Bob fell back, his face contorted through the wet glass.
He stood there and blinked the rain out of his eyes, his head tilting to one side slightly, as if heRobert S. Cussler, forty-seven years old, this former marine, this self-made, self-commanding, self-everything sort of manas if he couldn’t believe what was happening either.
He raised his face to the wind and rain and bent to get the screen from the ground behind him. He tapped the grass cuttings from it and replaced the frame in the window as best he could, and then he just turned and disappeared into the woods that bordered the yard.
Daniel never told anyone that his father stood there that night in the rain. He never said how the man came back and kept coming back, how Bob would pull up to the house in broad daylight, how he’d waltz through the rooms when she was at work.
Mom, he wanted to say, I did like we did.
I didn’t move, he almost told her. I didn’t dare. I just kept hiding.
That much of the story had words, and Daniel pictured the words crawling from his throat, half sprung from his mouth with clicking wings. But if he never talked about it, if he never opened his mouth, then maybe none of it had to have happened: his run to the attic, the quiet of the boxes and the dusty heat upstairs, his father’s footsteps in the kitchen, the man’s voice singing into the house for the boy.
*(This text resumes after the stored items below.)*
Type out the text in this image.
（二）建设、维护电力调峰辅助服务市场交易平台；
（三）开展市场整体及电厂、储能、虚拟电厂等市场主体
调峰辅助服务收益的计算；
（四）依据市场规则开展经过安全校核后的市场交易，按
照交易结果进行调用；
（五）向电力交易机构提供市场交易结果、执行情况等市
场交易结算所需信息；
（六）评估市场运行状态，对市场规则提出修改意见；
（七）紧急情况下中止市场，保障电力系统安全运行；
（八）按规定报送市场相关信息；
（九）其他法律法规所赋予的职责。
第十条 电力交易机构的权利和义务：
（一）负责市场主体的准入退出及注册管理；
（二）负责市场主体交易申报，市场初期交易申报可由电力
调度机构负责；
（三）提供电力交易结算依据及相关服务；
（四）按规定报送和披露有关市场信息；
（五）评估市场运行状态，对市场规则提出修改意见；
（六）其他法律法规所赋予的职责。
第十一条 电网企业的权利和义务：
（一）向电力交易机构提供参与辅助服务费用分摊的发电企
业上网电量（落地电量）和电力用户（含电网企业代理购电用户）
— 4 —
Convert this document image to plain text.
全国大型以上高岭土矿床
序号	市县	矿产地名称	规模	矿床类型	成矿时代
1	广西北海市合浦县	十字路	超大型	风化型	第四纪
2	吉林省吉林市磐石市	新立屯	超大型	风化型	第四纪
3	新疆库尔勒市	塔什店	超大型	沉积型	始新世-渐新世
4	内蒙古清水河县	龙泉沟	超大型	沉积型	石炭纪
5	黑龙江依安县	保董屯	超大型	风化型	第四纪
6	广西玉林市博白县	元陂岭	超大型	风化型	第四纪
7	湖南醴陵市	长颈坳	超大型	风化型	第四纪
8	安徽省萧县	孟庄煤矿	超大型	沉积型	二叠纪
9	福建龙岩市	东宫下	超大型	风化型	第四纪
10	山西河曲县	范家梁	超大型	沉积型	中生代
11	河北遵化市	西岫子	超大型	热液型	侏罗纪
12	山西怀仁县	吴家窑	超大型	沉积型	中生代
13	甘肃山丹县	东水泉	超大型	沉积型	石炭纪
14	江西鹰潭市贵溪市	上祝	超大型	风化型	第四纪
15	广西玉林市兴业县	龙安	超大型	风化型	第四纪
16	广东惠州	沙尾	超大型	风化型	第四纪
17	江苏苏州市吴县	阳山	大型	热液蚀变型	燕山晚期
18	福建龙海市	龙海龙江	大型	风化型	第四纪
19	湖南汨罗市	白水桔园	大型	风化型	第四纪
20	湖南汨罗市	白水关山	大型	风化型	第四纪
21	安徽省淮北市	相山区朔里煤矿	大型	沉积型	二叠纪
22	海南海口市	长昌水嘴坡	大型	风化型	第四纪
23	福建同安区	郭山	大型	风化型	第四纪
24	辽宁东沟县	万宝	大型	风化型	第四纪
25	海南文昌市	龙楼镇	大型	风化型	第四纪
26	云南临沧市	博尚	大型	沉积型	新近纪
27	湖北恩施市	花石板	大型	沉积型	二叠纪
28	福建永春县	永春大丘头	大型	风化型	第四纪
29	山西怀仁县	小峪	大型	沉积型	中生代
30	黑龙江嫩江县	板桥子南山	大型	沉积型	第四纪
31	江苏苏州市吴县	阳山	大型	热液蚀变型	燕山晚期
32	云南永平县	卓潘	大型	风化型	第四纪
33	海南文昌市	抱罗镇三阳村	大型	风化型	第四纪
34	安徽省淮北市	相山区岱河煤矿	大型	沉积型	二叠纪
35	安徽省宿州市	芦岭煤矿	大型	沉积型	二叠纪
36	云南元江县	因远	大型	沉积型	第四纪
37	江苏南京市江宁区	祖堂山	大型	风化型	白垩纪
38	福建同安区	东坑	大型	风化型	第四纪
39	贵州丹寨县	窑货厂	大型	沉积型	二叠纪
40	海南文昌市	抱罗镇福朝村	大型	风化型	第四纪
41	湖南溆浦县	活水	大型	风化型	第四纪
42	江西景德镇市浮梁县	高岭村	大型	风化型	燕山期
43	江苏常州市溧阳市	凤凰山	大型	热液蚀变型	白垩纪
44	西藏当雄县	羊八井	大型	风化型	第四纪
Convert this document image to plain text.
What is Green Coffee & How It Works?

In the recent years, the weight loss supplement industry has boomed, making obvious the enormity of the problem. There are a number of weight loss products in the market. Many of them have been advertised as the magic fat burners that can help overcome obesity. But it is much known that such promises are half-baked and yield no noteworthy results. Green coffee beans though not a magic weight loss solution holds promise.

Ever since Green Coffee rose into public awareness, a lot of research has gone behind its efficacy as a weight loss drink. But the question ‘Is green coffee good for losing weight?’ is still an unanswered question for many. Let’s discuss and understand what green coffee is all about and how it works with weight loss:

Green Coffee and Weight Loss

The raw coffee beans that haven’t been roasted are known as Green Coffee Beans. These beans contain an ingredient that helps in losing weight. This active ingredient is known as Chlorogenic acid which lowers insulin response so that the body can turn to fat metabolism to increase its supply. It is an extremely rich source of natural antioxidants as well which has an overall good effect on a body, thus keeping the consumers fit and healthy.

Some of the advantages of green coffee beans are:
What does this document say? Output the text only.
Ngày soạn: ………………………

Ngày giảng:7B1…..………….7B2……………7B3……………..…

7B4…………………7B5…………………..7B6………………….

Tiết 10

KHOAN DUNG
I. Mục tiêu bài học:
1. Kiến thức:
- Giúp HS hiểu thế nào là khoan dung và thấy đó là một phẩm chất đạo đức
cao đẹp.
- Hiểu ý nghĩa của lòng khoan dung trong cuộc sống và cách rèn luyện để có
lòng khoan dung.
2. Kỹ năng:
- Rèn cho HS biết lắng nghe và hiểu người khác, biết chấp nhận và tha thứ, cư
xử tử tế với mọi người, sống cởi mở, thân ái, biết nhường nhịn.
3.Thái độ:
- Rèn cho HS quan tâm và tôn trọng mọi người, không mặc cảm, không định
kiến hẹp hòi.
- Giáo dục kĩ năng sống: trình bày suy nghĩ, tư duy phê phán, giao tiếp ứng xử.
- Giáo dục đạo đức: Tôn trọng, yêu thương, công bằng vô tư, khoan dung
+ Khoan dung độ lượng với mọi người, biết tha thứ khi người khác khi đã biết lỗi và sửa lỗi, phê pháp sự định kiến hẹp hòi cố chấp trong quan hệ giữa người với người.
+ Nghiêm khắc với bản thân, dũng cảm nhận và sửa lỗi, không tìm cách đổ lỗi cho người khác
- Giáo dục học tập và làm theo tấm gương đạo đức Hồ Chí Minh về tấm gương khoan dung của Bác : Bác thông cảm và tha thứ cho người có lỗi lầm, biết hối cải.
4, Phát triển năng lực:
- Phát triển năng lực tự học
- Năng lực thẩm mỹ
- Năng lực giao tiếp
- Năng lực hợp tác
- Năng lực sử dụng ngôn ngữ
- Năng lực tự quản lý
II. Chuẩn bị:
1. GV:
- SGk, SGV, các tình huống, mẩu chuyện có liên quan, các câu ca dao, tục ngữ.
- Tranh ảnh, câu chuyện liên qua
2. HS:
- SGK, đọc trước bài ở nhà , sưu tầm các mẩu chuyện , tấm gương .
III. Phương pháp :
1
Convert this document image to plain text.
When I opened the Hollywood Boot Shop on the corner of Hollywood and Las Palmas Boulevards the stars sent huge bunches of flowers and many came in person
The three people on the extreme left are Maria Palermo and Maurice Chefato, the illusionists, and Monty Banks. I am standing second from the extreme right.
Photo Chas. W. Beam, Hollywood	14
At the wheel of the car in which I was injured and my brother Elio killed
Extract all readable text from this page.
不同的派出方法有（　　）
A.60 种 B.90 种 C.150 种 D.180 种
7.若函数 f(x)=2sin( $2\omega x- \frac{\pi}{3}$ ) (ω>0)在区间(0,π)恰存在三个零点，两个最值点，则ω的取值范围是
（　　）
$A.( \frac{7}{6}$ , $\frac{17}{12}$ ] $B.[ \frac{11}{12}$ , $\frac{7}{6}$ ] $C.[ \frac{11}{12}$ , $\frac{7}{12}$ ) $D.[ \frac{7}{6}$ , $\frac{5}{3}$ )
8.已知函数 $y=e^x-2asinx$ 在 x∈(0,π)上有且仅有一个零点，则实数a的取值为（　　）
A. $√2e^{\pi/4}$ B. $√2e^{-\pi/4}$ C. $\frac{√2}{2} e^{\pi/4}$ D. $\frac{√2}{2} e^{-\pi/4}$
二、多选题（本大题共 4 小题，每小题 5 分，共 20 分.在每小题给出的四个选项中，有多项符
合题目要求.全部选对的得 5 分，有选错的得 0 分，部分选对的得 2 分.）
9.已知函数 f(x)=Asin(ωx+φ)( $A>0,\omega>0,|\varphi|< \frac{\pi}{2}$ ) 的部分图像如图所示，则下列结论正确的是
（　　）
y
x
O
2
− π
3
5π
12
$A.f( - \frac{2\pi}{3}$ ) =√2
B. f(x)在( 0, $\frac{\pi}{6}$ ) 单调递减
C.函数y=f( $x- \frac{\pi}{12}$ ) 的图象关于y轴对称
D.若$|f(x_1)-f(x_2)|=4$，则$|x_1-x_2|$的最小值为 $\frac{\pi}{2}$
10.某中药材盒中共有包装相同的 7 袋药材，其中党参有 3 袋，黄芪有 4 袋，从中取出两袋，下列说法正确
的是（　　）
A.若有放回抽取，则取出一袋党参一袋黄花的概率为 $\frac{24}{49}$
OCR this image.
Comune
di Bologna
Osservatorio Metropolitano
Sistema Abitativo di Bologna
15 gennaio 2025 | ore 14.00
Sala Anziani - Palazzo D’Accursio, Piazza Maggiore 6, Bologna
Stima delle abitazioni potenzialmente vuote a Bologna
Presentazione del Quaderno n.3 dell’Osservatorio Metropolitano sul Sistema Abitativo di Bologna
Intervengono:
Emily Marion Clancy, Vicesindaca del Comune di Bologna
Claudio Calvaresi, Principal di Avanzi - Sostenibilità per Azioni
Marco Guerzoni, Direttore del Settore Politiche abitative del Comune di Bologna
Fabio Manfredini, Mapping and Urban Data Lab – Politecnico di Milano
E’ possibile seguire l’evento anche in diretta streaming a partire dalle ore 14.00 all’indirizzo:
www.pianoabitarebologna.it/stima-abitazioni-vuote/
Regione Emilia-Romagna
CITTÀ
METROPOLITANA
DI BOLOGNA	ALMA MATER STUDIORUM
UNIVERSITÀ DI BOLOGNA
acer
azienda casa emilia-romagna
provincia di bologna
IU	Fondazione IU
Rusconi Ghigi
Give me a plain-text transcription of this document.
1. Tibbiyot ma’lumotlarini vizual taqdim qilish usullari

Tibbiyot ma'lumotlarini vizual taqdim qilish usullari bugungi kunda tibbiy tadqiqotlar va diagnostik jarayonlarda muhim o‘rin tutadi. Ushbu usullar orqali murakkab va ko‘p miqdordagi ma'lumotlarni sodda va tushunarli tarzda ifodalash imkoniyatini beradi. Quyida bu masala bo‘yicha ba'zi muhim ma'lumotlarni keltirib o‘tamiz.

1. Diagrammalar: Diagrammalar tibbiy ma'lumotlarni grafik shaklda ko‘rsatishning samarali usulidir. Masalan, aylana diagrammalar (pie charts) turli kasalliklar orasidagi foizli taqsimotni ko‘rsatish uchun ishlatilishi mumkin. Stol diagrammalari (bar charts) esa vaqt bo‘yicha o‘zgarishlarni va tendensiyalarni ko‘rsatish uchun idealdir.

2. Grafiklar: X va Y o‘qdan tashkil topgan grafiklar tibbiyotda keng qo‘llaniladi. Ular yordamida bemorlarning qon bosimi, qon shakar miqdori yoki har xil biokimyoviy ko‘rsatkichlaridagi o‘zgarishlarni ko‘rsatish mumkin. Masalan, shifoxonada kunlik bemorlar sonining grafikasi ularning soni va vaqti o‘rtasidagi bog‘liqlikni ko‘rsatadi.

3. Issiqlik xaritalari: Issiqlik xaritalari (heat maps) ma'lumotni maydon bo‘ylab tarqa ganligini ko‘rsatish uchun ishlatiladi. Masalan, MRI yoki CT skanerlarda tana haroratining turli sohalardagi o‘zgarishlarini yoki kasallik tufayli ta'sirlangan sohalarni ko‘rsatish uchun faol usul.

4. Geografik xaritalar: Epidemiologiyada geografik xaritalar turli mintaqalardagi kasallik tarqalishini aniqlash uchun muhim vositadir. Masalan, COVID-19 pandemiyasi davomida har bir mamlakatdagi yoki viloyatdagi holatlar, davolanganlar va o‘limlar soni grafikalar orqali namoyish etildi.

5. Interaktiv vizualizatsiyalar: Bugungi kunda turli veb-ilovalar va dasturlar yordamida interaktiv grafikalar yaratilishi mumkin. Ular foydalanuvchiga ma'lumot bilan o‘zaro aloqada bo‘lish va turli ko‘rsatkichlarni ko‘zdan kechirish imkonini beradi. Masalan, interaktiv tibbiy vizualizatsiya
“Ding-dong,” he’d say through the rooms. “Avon calling.” He’d go heavy and hard and deliberate, room to room to room, his legs as straight and sharp as scissors until he found the stairway to the attic.
“What’s this?” said Bob. “Not even a hello for your old man?” Daniel sat on a paint can at the window, his back curved, his chin on his knees, a line of broken wasps and beetles at his feet.
The man shook his head and came over to the window.
His dress boots had bronze zippers up the inside ankles and creases in the leather, dust in the creases, and he squatted next to Daniel and reached to open the curtain. The light wavered as the cloth moved.
“C’mon now,” said the man, “it’s not that bad, is it?” He looked at the side of the boy’s face and put his arm around his shoulder, Daniel hunching his back so that his father’s hand would slip off. Bob touched the floor to catch his balance and went to one knee, waited for his son to say something. But Daniel didn’t say a word.
His father stood and laughed and looked up at the peak of the roof, the dark beams that crossed like the ribs of a ship. He brushed the dust from his knee and said he was hungry and thinking about a little spin for some lunch or something. He tapped the keys in his pocket and watched the boy, but Daniel kept his eyes down and didn’t offer anything in return to the man.
“Well,” said Bob, finally, “you’d make a mean card player, that’s for sure.”